É fato: criança nenhuma gosta de Português. Ao lado da Matemática e das Ciências, a língua-mãe constitui a trindade amaldiçoada dos miúdos em idade escolar. A ojeriza só vai passar – se passar – no final da adolescência, quando a correção dos textos escritos começam a traçar a linha divisória entre os que vão ser bem sucedidos na vida e, bem, aqueles que de algum modo ficarão pelo caminho.
Com Sarah não era diferente. Do alto de seus 10 anos de idade, a menina queria saber de tudo, menos do vernáculo. Bonecas, brincadeiras, artes, jogos na escola… Qualquer coisa valia se servia de desculpa para não estudar o maldito português.
Mas a avó de Sarah não iria deixar barato. Antiga professora do Liceu, amante da prosa de Machado e dos versos de Pessoa, a avó de Sarah podia ouvir qualquer um reclamando da vida, dos astros ou da programação dominical na TV. Só não podia ouvir alguém falando que estudar a língua pátria “não servia de nada”.
Para mudar a cabeça da criança e torná-la uma amante das letras, a avó firmou um pacto com Sarah: todas as tardes, a menina iria à sua casa estudar Português. Ao final, resolvendo os exercícios propostos, Sarah ganharia passe-livre para ir brincar em um parque de diversões ali perto.
De olho na recompensa, Sarah transformou-se numa traça. Os livros que a avó lhe colocava diante dos olhos eram devorados numa velocidade assustadora. Em pouco mais de um mês, Sarah saiu do “menas” para o “reconduzir-se-ia”, sem saltar as orações subordinadas e coordenadas.
Tudo ia bem. Um dia, no entanto, como sua mãe estivesse muito cansada, resolveu ficar para puxar um ronco enquanto a avó ensinada à filha:
“Posso dormir hoje à tarde aqui?”, perguntou Vera, a mãe de Sarah.
“Claro que pode”, respondeu a mãe, sempre pronta a atender os desejos da filha.
Quando Sarah terminou a tarefa, sua mãe ainda estava a dormir.
“Espere um pouco, minha filha. Quando sua mãe acordar, você vai ao parque com ela”, explicou a avó.
“Ah, não, vó! Eu quero ir agora!”, respondeu impacientemente a menina.
Não teve jeito. Irredutível, a avó bateu o pé e disse que a criança só sairia dali com sua mãe ao lado.
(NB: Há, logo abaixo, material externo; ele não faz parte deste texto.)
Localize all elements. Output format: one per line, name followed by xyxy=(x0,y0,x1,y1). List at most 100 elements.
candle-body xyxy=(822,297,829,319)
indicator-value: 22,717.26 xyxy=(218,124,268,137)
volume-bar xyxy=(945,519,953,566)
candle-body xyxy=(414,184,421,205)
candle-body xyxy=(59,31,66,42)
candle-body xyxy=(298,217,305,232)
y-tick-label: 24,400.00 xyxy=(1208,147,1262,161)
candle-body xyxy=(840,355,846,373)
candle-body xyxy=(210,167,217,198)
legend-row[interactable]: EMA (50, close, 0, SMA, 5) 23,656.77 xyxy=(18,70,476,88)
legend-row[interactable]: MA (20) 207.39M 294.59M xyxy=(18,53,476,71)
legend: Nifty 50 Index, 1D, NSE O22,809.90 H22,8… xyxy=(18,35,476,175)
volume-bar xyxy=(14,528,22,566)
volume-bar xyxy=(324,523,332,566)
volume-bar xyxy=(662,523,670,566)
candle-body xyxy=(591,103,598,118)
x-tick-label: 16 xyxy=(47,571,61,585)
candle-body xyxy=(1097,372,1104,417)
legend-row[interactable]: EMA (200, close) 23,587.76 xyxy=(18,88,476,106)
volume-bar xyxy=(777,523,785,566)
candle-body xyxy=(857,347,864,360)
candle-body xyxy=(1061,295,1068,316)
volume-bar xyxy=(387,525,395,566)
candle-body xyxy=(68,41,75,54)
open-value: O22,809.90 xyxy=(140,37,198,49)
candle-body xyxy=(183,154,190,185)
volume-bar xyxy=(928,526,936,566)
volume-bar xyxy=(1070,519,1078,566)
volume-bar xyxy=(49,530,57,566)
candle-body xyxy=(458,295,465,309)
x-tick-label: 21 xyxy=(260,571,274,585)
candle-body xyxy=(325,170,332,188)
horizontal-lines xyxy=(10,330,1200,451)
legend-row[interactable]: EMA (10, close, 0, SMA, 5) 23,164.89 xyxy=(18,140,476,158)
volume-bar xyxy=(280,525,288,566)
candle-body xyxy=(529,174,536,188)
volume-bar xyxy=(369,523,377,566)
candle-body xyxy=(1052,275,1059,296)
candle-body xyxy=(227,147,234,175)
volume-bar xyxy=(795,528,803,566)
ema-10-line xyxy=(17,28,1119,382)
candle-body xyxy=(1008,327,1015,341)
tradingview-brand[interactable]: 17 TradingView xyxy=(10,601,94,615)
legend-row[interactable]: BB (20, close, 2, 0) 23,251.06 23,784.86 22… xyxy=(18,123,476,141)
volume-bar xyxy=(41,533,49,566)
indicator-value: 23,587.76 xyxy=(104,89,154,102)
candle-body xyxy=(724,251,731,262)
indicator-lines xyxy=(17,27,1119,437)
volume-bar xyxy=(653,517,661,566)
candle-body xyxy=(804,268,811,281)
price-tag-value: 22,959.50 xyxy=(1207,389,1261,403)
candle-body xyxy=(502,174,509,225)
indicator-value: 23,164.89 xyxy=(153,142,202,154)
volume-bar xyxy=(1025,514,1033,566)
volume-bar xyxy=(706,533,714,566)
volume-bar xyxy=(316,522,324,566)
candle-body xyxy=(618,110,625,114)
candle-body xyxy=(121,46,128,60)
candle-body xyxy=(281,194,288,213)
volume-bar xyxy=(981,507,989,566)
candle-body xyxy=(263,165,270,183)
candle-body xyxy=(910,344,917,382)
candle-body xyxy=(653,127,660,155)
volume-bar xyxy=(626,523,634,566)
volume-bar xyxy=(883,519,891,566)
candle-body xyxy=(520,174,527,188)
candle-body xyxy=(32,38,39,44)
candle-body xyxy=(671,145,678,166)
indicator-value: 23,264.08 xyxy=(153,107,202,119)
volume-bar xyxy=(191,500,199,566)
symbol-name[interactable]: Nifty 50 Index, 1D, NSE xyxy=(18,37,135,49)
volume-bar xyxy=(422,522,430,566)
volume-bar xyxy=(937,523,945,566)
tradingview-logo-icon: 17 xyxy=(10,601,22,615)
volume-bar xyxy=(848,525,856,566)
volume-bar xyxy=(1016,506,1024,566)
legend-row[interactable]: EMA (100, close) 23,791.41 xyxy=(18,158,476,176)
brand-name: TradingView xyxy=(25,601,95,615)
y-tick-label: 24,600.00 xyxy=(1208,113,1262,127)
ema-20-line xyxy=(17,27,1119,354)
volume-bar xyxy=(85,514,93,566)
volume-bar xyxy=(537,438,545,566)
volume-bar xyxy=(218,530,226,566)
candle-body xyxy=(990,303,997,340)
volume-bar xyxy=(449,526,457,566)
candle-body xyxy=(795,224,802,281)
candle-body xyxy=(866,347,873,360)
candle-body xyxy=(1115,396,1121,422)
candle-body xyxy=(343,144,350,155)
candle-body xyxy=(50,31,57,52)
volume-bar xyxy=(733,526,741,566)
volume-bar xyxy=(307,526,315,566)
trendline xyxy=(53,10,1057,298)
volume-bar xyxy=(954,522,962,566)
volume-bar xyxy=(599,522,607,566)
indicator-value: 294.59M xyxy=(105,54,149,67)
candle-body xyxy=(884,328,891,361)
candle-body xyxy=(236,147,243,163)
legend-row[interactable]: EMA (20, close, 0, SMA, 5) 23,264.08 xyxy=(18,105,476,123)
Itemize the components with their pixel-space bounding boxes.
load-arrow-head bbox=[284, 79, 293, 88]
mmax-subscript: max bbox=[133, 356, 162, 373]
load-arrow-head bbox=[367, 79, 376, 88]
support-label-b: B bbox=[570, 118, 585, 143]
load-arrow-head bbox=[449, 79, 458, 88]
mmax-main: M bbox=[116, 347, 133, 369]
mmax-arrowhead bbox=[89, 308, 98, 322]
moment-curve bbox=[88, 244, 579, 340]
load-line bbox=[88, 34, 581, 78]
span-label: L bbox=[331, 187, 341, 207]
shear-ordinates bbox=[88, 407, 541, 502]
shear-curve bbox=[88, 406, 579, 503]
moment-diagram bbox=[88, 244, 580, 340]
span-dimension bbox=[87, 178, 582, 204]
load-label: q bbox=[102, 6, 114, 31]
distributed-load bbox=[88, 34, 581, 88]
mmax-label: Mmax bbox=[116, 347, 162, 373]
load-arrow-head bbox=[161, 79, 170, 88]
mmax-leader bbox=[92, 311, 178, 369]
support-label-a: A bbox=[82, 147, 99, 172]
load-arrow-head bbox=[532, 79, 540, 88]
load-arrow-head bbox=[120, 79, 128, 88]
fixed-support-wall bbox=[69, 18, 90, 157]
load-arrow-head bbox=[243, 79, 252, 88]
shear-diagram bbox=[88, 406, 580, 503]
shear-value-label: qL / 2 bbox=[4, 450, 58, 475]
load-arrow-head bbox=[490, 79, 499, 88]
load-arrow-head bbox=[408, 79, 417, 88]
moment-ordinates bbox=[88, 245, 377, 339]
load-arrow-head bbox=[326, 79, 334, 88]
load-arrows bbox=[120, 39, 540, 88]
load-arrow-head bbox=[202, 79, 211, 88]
As horas passavam e a impaciência de Sarah só aumentava. Foi quando a menina teve uma terrível idéia:
“Vou pegar uma panela e, disfarçadamente, derrubar no pé da cama da minha mãe. Assim ela acorda e eu posso ir pro parque”, arquitetou de maneira diabólica a menina.
Sorrateiramente, Sarah se esgueirou pela cozinha e pegou uma daquelas panelas de alumínio de 5 litros, com tripla camada de cobre no fundo. Pé ante pé, a criança foi para o quarto onde estava a mãe. Como quem não quer nada, deixou as alças do recipiente escorregarem pelos dedos.
Quando a panela foi ao chão, foi como se houvesse um terremoto no apartamento:
“Menina, que diabo é isso?!? Tá querendo me matar de susto!?!”, acordou gritando sobressaltada a mãe da criança.
Do outro lado, apenas o silêncio, acompanhado de um sorrisinho irônico, do tipo “sacaneei, hein?”
“E você ainda tem a desfaçatez de me sorrir?!?” – prosseguiu uma enfezada mãe – “Pois agora você vai é apanhar!!!”
Sarah ainda tentou correr pelo apartamento, mas o braço da mãe foi mais rápido e alcançou-lhe antes da fuga. O cinturão começou a comer. Foi quando Sarah pensou em recorrer à avó em busca de ajuda:
“Vó, me ajuda, por favor!”, implorou Sarah.
Ao que a avó respondeu:
“E, depois disso, você ainda me erra a colocação pronominal?”, constatou a avó. “É isso aí, Vera. O negócio é meter-lhe a peia!”
E nunca mais Sarah voltou a errar a colocação pronominal na vida.